Teníamos suerte de que Roger tuviera buena relación con lo que Pia llamaba «sus amigos espías británicos», nuestros vecinos en el International and British Buildings del Rockefeller Center, que eran especialmente generosos con su información clasificada.

Sonó el teléfono de la línea personal de Roger y Pia lo cogió.

—Oficina de Roger Fortier. Oh, sí. Sí, está aquí. Espere un momento.

Pia me tendió el teléfono.

—Es Paul.

—¿Cómo ha conseguido llamar? —preguntó Roger.

Cogí el teléfono.

—¿Paul?

Casi no podía respirar.

—Solo tengo un minuto —dijo Paul.

Paul.

Su voz sonaba tan clara como si estuviera en la habitación de al lado. Me tapé la otra oreja con un dedo. ¿De verdad era él?

—Caroline. Qué maravilla oír tu voz.

—Dios mío, Paul. Acabamos de enterarnos. ¿Cómo has conseguido contactar?

—Un amigo que tengo en la embajada me ha dejado llamar. No te puedes imaginar la locura que estamos viviendo. Solo es cuestión de tiempo que Hitler llegue hasta aquí.

—Puedo pedirle a Roger que acelere los visados.

—No sé, Caroline. Aquí está todo bloqueado.

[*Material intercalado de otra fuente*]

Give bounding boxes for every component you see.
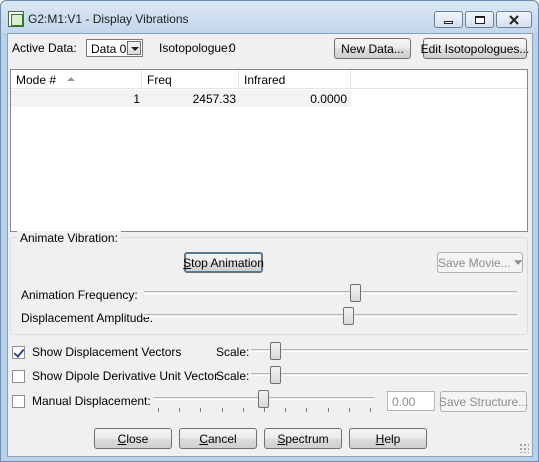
displacement-amplitude-label: Displacement Amplitude: [21,311,154,325]
manual-displacement-value[interactable]: 0.00 [387,391,435,411]
button-label: top Animation [191,255,264,270]
cancel-button[interactable]: Cancel [179,428,257,449]
slider-tick [370,408,371,412]
save-movie-button[interactable]: Save Movie... [437,252,523,273]
column-header-infrared[interactable]: Infrared [239,70,351,89]
close-window-button[interactable] [496,11,532,28]
displacement-scale-thumb[interactable] [270,342,281,360]
slider-tick [179,408,181,412]
display-vibrations-window: G2:M1:V1 - Display Vibrations Active Dat… [0,0,539,462]
displacement-scale-slider[interactable] [251,349,528,352]
button-label: Save Movie... [438,255,511,270]
minimize-icon [444,20,453,24]
cell-infrared: 0.0000 [310,92,347,106]
window-title: G2:M1:V1 - Display Vibrations [28,12,189,26]
displacement-amplitude-slider[interactable] [144,314,517,317]
slider-tick [221,408,223,412]
manual-displacement-thumb[interactable] [258,390,269,408]
cell-freq: 2457.33 [192,92,236,106]
chevron-down-icon [513,259,522,265]
active-data-label: Active Data: [12,41,77,55]
slider-tick [348,408,350,412]
close-button[interactable]: Close [94,428,172,449]
column-label: Freq [147,73,172,87]
mnemonic: C [117,431,127,446]
group-title: Animate Vibration: [17,231,121,245]
save-structure-button[interactable]: Save Structure... [439,391,528,412]
column-label: Infrared [244,73,286,87]
new-data-button[interactable]: New Data... [334,38,411,59]
button-label: pectrum [285,431,329,446]
manual-displacement-checkbox[interactable] [12,395,25,408]
active-data-dropdown[interactable]: Data 0 [86,39,143,57]
vibrations-table[interactable]: Mode # Freq Infrared 1 2457.33 0.0000 [10,69,528,232]
active-data-value: Data 0 [91,42,127,56]
dipole-scale-slider[interactable] [251,373,528,376]
spectrum-button[interactable]: Spectrum [264,428,342,449]
displacement-amplitude-thumb[interactable] [343,307,354,325]
show-dipole-label[interactable]: Show Dipole Derivative Unit Vector [32,369,218,383]
stop-animation-button[interactable]: Stop Animation [183,252,264,273]
mnemonic: S [277,431,286,446]
manual-displacement-label[interactable]: Manual Displacement: [32,394,151,408]
slider-tick [200,408,202,412]
resize-grip-icon[interactable] [519,443,529,453]
animation-frequency-label: Animation Frequency: [21,288,138,302]
show-displacement-label[interactable]: Show Displacement Vectors [32,345,181,359]
maximize-button[interactable] [465,11,494,28]
slider-tick [264,408,265,412]
scale-label: Scale: [216,345,250,359]
minimize-button[interactable] [434,11,463,28]
mnemonic: S [183,255,192,270]
table-row[interactable]: 1 2457.33 0.0000 [11,90,351,107]
gaussview-window-icon[interactable] [8,11,24,27]
button-label: elp [384,431,401,446]
isotopologue-value: 0 [229,41,236,55]
dipole-scale-thumb[interactable] [270,366,281,384]
slider-tick [158,408,159,412]
mnemonic: C [199,431,208,446]
chevron-down-icon[interactable] [127,41,141,55]
edit-isotopologues-button[interactable]: Edit Isotopologues... [421,38,529,59]
show-displacement-checkbox[interactable] [12,346,25,359]
close-icon [509,14,519,25]
button-label: ancel [207,431,237,446]
button-label: lose [126,431,149,446]
sort-ascending-icon [67,77,75,81]
title-bar[interactable]: G2:M1:V1 - Display Vibrations [1,1,538,33]
dialog-body: Active Data: Data 0 Isotopologue: 0 New … [7,33,533,457]
slider-tick [306,408,308,412]
maximize-icon [474,15,485,24]
slider-tick [285,408,287,412]
table-header: Mode # Freq Infrared [11,70,527,89]
animation-frequency-slider[interactable] [144,291,517,294]
isotopologue-label: Isotopologue: [159,41,232,55]
slider-tick [242,408,244,412]
column-header-mode[interactable]: Mode # [11,70,142,89]
cell-mode: 1 [133,92,140,106]
column-label: Mode # [16,73,57,87]
slider-tick [327,408,329,412]
help-button[interactable]: Help [349,428,427,449]
show-dipole-checkbox[interactable] [12,370,25,383]
column-header-freq[interactable]: Freq [142,70,239,89]
scale-label: Scale: [216,369,250,383]
animation-frequency-thumb[interactable] [350,284,361,302]
mnemonic: H [375,431,385,446]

—¿Qué otra cosa necesitas?

—Tengo que hablar rápido. Solo quiero que tú… —Oí unos chasquidos en la línea—. ¿Caroline? ¿Estás ahí?

—Paul, sigo aquí.

—¿Caroline?

—No me dejes, Paul.

Y la línea se cortó.

Me quedé unos segundos escuchando el tono de la línea y después colgué el auricular. Todos nos quedamos esperando a que el teléfono volviera a sonar. Roger y Pia se quedaron mirándome, con los brazos extendidos a lo largo de los costados. Ya había visto esas miradas antes. Lástima. Como cuando murió mi padre.

—Si consigue contactar de nuevo, te lo paso inmediatamente —prometió Pia.

Y yo volví a mi despacho con la terrible sensación de que esa había sido mi última conversación con Paul.